O pequeno Vova, com síndrome de Down, pode ter alguma dificuldade para se expressar, mas não quando se trata de lançar um golpe com o cotovelo durante a aula de caratê em Kiev.
Aos 6 anos, ele faz parte de um grupo de crianças que praticam essa arte marcial na capital ucraniana, quebrando estereótipos nessa antiga república soviética onde crianças com deficiência costumam ser marginalizadas e incompreendidas.
“Ainda não fala muito bem, mas consegue nos fazer entender que quer ir ao caratê”, conta sua mãe, Marina, enquanto o ajuda a vestir o quimono.
“Todas as manhãs, ele acorda e sabe que tem treino à noite. Isso o deixa feliz”, completa Marina.
Os cursos acontecem no ginásio de uma escola de Kiev. É um dos poucos lugares na Ucrânia onde uma criança como Vova pode interagir com outros pequenos com a mesma síndrome.
Para a maioria dos pais, brincar com outras crianças é essencial para o desenvolvimento de seus filhos. Na Ucrânia, existem aulas especiais para as crianças com deficiência, e é muito difícil obter todas as autorizações necessárias para a criação de grupos mistos. Trata-se de um trabalhoso e desanimador processo burocrático.
Na escola visitada pela AFP em Kiev, a instituição simplesmente ignora todas essas obrigações. Por isso, seu diretor insistiu em que o nome e a localização do estabelecimento não fossem revelados.
“Os pais e eu mesma assumimos toda a responsabilidade”, afirma a treinadora da escola, Natalia, de 48.
– Falta de cursos –
A escola abriu seu primeiro curso para crianças com síndrome de Down em 2013. Em 2015, começou a oferecer as aulas mistas. Desde então, seis crianças com Down participam dos cursos.
“Essas crianças estão isoladas na Ucrânia”, comenta Natalia.
“Aprendem a conviver com outras pessoas apenas por intermédio dos pais, ou nas escolas especiais, onde estão cercadas de crianças com a mesma síndrome”, lamenta.
Segundo Natalia, a presença de outras crianças é eficaz, e as crianças de seu curso já fizeram grandes progressos no plano físico, além de terem desenvolvido um verdadeiro interesse pelo esporte.

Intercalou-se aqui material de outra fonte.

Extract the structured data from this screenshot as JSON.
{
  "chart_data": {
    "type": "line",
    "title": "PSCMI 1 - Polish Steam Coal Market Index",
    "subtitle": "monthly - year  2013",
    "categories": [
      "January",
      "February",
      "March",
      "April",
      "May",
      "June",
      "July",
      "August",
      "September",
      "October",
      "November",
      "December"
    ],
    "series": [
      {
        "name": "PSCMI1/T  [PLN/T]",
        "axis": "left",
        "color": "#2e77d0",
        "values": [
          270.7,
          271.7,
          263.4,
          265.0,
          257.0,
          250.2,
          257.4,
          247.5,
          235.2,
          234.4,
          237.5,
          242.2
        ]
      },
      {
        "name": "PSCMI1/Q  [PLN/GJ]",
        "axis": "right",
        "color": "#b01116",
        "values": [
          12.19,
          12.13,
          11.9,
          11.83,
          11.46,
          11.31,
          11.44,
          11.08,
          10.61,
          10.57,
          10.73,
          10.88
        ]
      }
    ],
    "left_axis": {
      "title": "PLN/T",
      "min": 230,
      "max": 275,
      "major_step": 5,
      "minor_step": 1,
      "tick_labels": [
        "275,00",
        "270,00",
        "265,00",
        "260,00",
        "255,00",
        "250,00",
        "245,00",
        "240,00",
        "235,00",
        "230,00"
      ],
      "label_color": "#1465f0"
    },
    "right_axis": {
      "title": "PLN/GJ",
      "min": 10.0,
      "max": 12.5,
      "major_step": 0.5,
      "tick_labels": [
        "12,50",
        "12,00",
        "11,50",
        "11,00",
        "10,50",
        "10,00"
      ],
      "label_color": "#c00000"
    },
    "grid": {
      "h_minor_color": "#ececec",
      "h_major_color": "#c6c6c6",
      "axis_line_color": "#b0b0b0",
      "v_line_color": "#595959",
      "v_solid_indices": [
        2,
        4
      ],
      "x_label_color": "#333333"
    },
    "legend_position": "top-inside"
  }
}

Alguns chegam a participar de competições quase no mesmo nível que as demais crianças.
Para a mãe de Vova uma preocupação permanece, porém: a reação dos outros pais.
“Em geral, os pais de crianças ‘normais’ têm medo de que haja crianças com a síndrome nas aulas”, relata.
“Infelizmente, poucas pessoas no nosso país sabem o que é a síndrome. Não entendem que essas crianças são verdadeiramente amáveis”, e não agressivas, completa.
Outra mãe, Liudmila, lamenta a falta de oportunidades para essas crianças. Ela conta que passou meses procurando um lugar onde seu pequeno Denis, de 10 anos e também com síndrome de Down, pudesse praticar atividade física.
“Meu filho é hiperativo. Quando estava no Jardim de Infância faltava um lugar para gastar toda sua energia”, lembrou.
“Gostaria de tê-lo colocado para fazer esporte mais cedo, mas não achávamos cursos”, acrescenta essa mãe, feliz com os avanços que seu filho já fez no caratê.